Histoire et présence musulmane à Naples
Naples a une histoire méditerranéenne dense avec le monde musulman — faite d'alliances, de guerres et de commerce. Mais elle n'a jamais été une ville musulmane, et n'en conserve aucun monument. Sa communauté actuelle est née des migrations des années 1980.
⚓ IXᵉ-Xᵉ siècles : le duché de Naples, allié et adversaire
C'est une histoire d'alliance de circonstance, pas d'implantation. À partir de 836, les Napolitains, menacés par les princes de Bénévent, s'allient aux Sarrasins et les engagent comme mercenaires. L'alliance est efficace — c'est grâce à elle que les hostilités cessent et que le duché, jusque-là électif, devient héréditaire — mais les chroniques notent aussi que ce passage est marqué par des razzias.

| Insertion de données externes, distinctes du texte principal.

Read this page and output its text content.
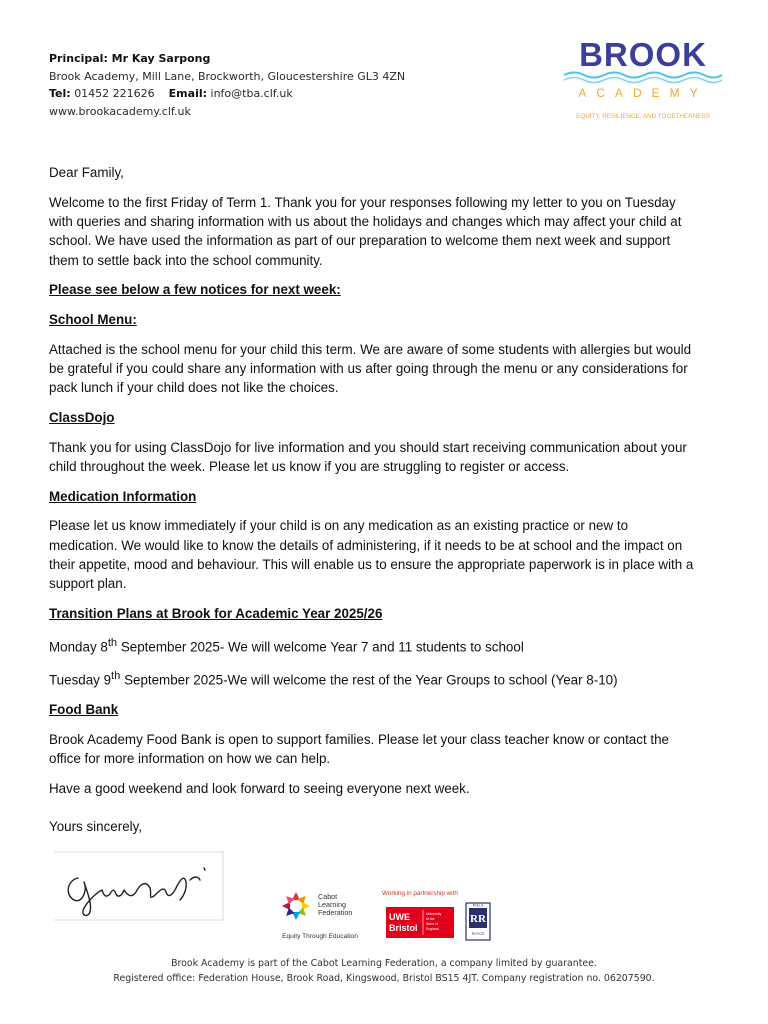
Principal: Mr Kay Sarpong
Brook Academy, Mill Lane, Brockworth, Gloucestershire GL3 4ZN
Tel: 01452 221626 Email: info@tba.clf.uk
www.brookacademy.clf.uk
BROOK
ACADEMY
EQUITY, RESILIENCE, AND TOGETHERNESS

Dear Family,

Welcome to the first Friday of Term 1. Thank you for your responses following my letter to you on Tuesday with queries and sharing information with us about the holidays and changes which may affect your child at school. We have used the information as part of our preparation to welcome them next week and support them to settle back into the school community.

Please see below a few notices for next week:

School Menu:

Attached is the school menu for your child this term. We are aware of some students with allergies but would be grateful if you could share any information with us after going through the menu or any considerations for pack lunch if your child does not like the choices.

ClassDojo

Thank you for using ClassDojo for live information and you should start receiving communication about your child throughout the week. Please let us know if you are struggling to register or access.

Medication Information

Please let us know immediately if your child is on any medication as an existing practice or new to medication. We would like to know the details of administering, if it needs to be at school and the impact on their appetite, mood and behaviour. This will enable us to ensure the appropriate paperwork is in place with a support plan.

Transition Plans at Brook for Academic Year 2025/26

Monday 8th September 2025- We will welcome Year 7 and 11 students to school

Tuesday 9th September 2025-We will welcome the rest of the Year Groups to school (Year 8-10)

Food Bank

Brook Academy Food Bank is open to support families. Please let your class teacher know or contact the office for more information on how we can help.

Have a good weekend and look forward to seeing everyone next week.

Yours sincerely,
Cabot
Learning
Federation
Equity Through Education
Working in partnership with
UWE
Bristol
University
of the
West of
England
RR
ROYCE
ROLLS
Brook Academy is part of the Cabot Learning Federation, a company limited by guarantee.
Registered office: Federation House, Brook Road, Kingswood, Bristol BS15 4JT. Company registration no. 06207590.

Naples combat pourtant ces mêmes puissances quelques années plus tard. En 849, la ligue campane — Naples, Amalfi, Sorrente, Gaète — anéantit une flotte sarrasine à la bataille d'Ostie, épisode que Raphaël peindra au Vatican. En 915, la victoire du Garigliano est remportée par une ligue plus large réunie par le pape Jean X. Alliance et guerre ont coexisté : c'est de la diplomatie méditerranéenne, pas une présence installée.
🏰 Lucera, la seule colonie musulmane d'Italie continentale — et elle n'est pas à Naples
Nous le précisons parce que la confusion est fréquente : l'unique implantation musulmane durable et organisée d'Italie continentale s'est trouvée à Lucera, dans les Pouilles, à quelque cent cinquante kilomètres de Naples. À partir de 1220, Frédéric II y déporte les musulmans siciliens révoltés ; un décret de 1239 confine tous les musulmans continentaux à cette seule ville.
La Lucera Saracenorum compte selon les estimations les plus sérieuses 35 000 à 40 000 habitants, avec une mosquée du vendredi, des écoles coraniques, un institut scientifique, un qadi rendant la justice et une autonomie administrative. Elle fournit aussi la réserve d'archers de Frédéric II puis des Angevins. Le 15 août 1300, sous Charles II d'Anjou, la ville est prise par ruse : suivent neuf jours de massacres, la mosquée est détruite, environ dix mille personnes sont vendues comme esclaves. Il ne reste rien de visible aujourd'hui — la destruction a effacé les traces.
📚 Frédéric II et le Studium de Naples — ce qui est vrai, et ce qui ne l'est pas
Frédéric II fonde le Studium de Naples le 5 juin 1224 : c'est la première université laïque d'État d'Europe, créée par volonté impériale et non par une corporation ou un ordre religieux. Sa cour est par ailleurs un lieu réel de circulation du savoir arabe : Michele Scoto y traduit d'arabe en latin des œuvres d'Aristote, d'al-Biṭrūjī, d'Avicenne et les commentaires d'Averroès. Côté diplomatie, l'empereur entretient une correspondance suivie avec le sultan ayyoubide al-Kamil, et obtient Jérusalem par le traité de Jaffa du 18 février 1229 — sans combattre.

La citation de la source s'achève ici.